Empirical data used to test method

To validate our method we sequenced 50 bp + 35 bp paired-end libraries in 8 inbred adult C57BL/6 male mice (see supplemental material for details on the laboratory methods, quality control, and data processing). The number of reads per sample was on average 53.6 million. We could map 87% of the reads. Using d = 350 bp, the total number of isolated CpGs was 287,493 which corresponds to 1.4% of all CpGs in the C57BL/6 genome (build 9/NCBI37). In terms of uniquely mapped reads, an average of 184,853 reads per sample mapped to isolated CpGs. Fifty-two percent of the mapped reads (or 45% of total reads) satisfied our criteria for high quality read pairs meaning that they aligned uniquely with the right orientation and acceptable fragment size. We obtained the fragment size distributions from the paired-end data by subtracting the start positions of the successfully aligned read pairs. Although these fragment size distributions may not be perfect (e.g. only a proportion of the read pairs are used and the fragments tagged by these high quality pairs may not be completely representative of all sequenced fragments), they should provide a good opportunity to validate findings as the distributions are “observed” and do not require estimation.

Results

Simulation studies

Figure 2 depicts three fragment size probability mass functions, selected from our sequencing study in eight mice, which were calculated from the paired-end data as indicated above. The figure clearly shows non-normal distributions supporting our argument that non-parametric methods are needed to accurately characterize them. Part of the non-normality can be explained by size selection, a standard step in NGS library construction that aims at eliminating short and long fragments. The sharp decline in the number of fragments at around 230–240 bp seen for the kurtotic distribution, for example, is likely the result of successfully eliminating long fragments. Figure 2 also shows that despite the use of size selection and a standard protocol to fragment the DNA, considerable variation exists in the individual fragment size distributions. This suggests that fragment size estimation methods assuming the same distributional form for all samples are at risk for producing biased results.

Figure 2

Probability mass fragment size distributions. The three examples were obtained using successfully aligned read pairs our sequencing study in mice.

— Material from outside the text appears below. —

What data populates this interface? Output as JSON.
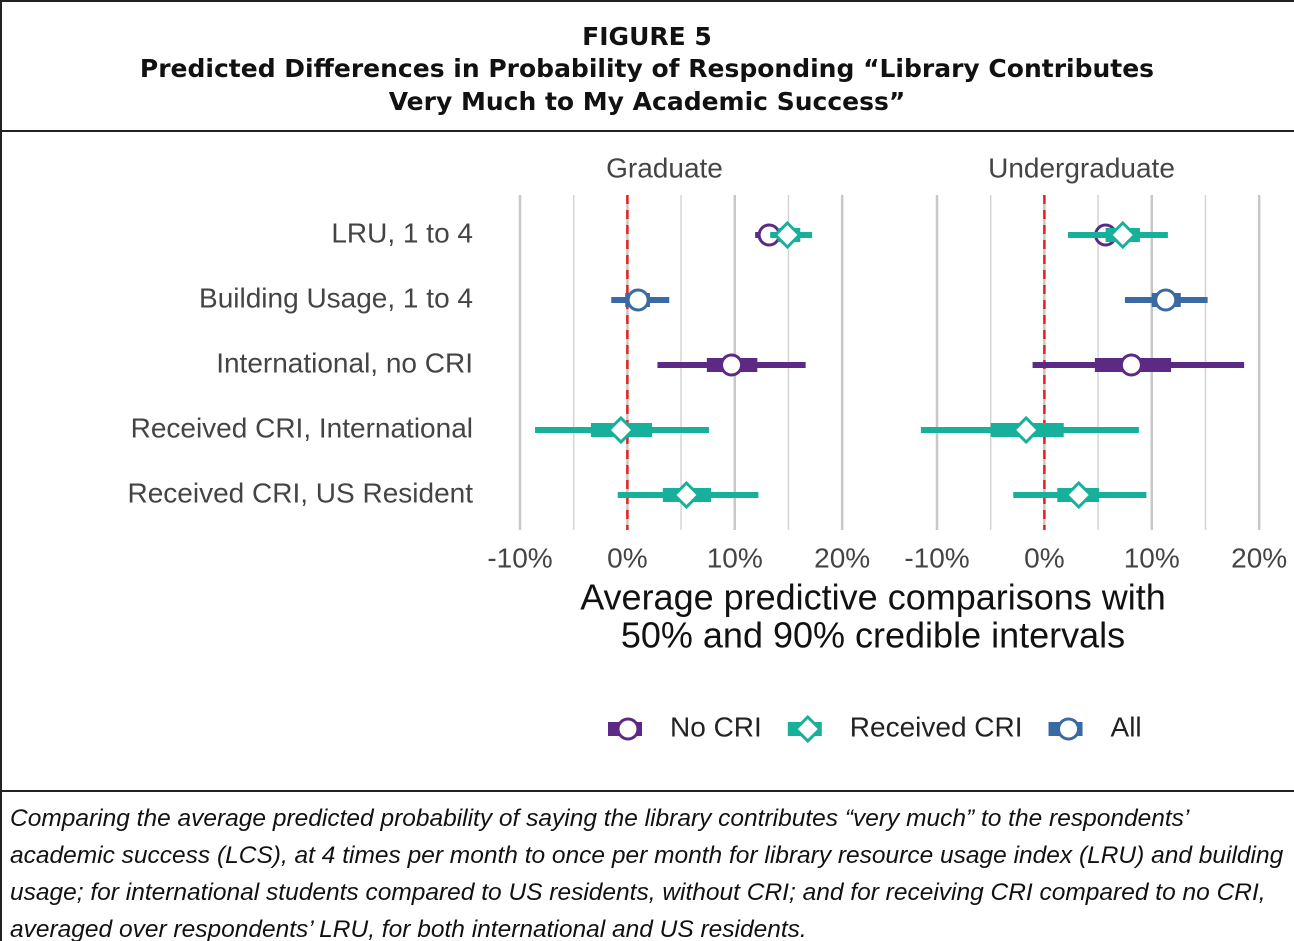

Probability mass fragment size distributions. The three examples were obtained using successfully aligned read pairs our sequencing study in mice. To test our estimation procedure through simulations, we generated 10,000 random samples based on each of the three distributions in Figure 2. The number of reads with start positions close to isolated CpGs equaled 10,000, 25,000, 50,000, 75,000, or 100,000. The condition that assumes 100,000 reads is comparable to what we observe in our empirical data. The other conditions enable us to get a sense of the robustness of our method in case fewer reads would be available. To assess the precision of our estimator, we first calculated the mean difference and absolute mean difference between the estimated coverage function and the real coverage function used to simulate the data, and then averaged these differences across all possible read start positions. When subsequently averaged across the 10,000 simulated samples, the mean difference provides information about whether there are systematic differences (=bias) between estimated and true coverage functions. To obtain a measure of the variability of the estimated coverage functions, we also calculated the standard deviation of the mean difference in the 10,000 simulations. Finally, the mean of the absolute differences across the 10,000 simulations provides an overall measure of precision that incorporates both systematic differences and the variability of the estimates. All three statistics in Table 1 show that precision increased with sample size. The mean was very close to zero, suggesting that the estimates were unbiased. The small standard deviation and mean absolute difference suggested that our method was precise. In addition to sample size, the fragment size distribution type affected the precision of the estimates (see Additional file 1: Figure S1). The least precise estimates were obtained for the kurtotic distribution and the most precise estimates for the distribution that was positively skewed. In Table 1 results for the kernel-based method are shown but those obtained using cubic splines were almost identical.

Table 1

Summary of simulation results comparing estimated and true coverage curves with different numbers of reads

# reads	10,000	25,000	50,000	75,000	100,000
Mean	−0.00017	−0.00018	−0.00024	−0.00034	−0.00060
Standard deviation	0.00693	0.00444	0.00323	0.00263	0.00212
Absolute difference	0.01225	0.00827	0.00613	0.00512	0.00461

Summary of simulation results comparing estimated and true coverage curves with different numbers of reads Figure 3 displays estimated coverage functions for the condition with 50,000 reads. The Additional file 1: Figure S2 a-d shows similar plots for the conditions with 10,000, 25,000, 75,000, and 100,000 reads. Results are shown for the three fragment size distributions depicted in Figure 2 that were used to simulate the data, where the coverage function implied by these three distributions is depicted as well. Figure 3 shows that the mean of the estimated coverage functions across all 10,000 simulations almost perfectly traced the coverage function used to generate the data. This suggests that our estimation procedure is unbiased. The figure also displays an example of a coverage function that has a mean absolute difference identical to the 99th percentile of all 10,000 estimates. The fact that this curve is also very close to the true coverage function suggests that the variability is modest and that our method almost always yields a good approximation to the actual function. Further analyses showed that our method is robust, because even with as few as 10,000 reads (Additional file 1: Figure S2a) with start positions around isolated CpGs, the estimation is precise.

Figure 3

Selection of estimated coverage functions for simulation conditions with 50,000 reads. The three fragment size distributions depicted in Figure 2 were used to simulate the data, where the coverage function implied by these three distributions is represented by the solid lines. The dashed lines indicate the mean of the estimated across all 10,000 simulations. The dotted line is an example of an estimated coverage function that has mean error identical to the 99th percentile of the 10,000 estimates.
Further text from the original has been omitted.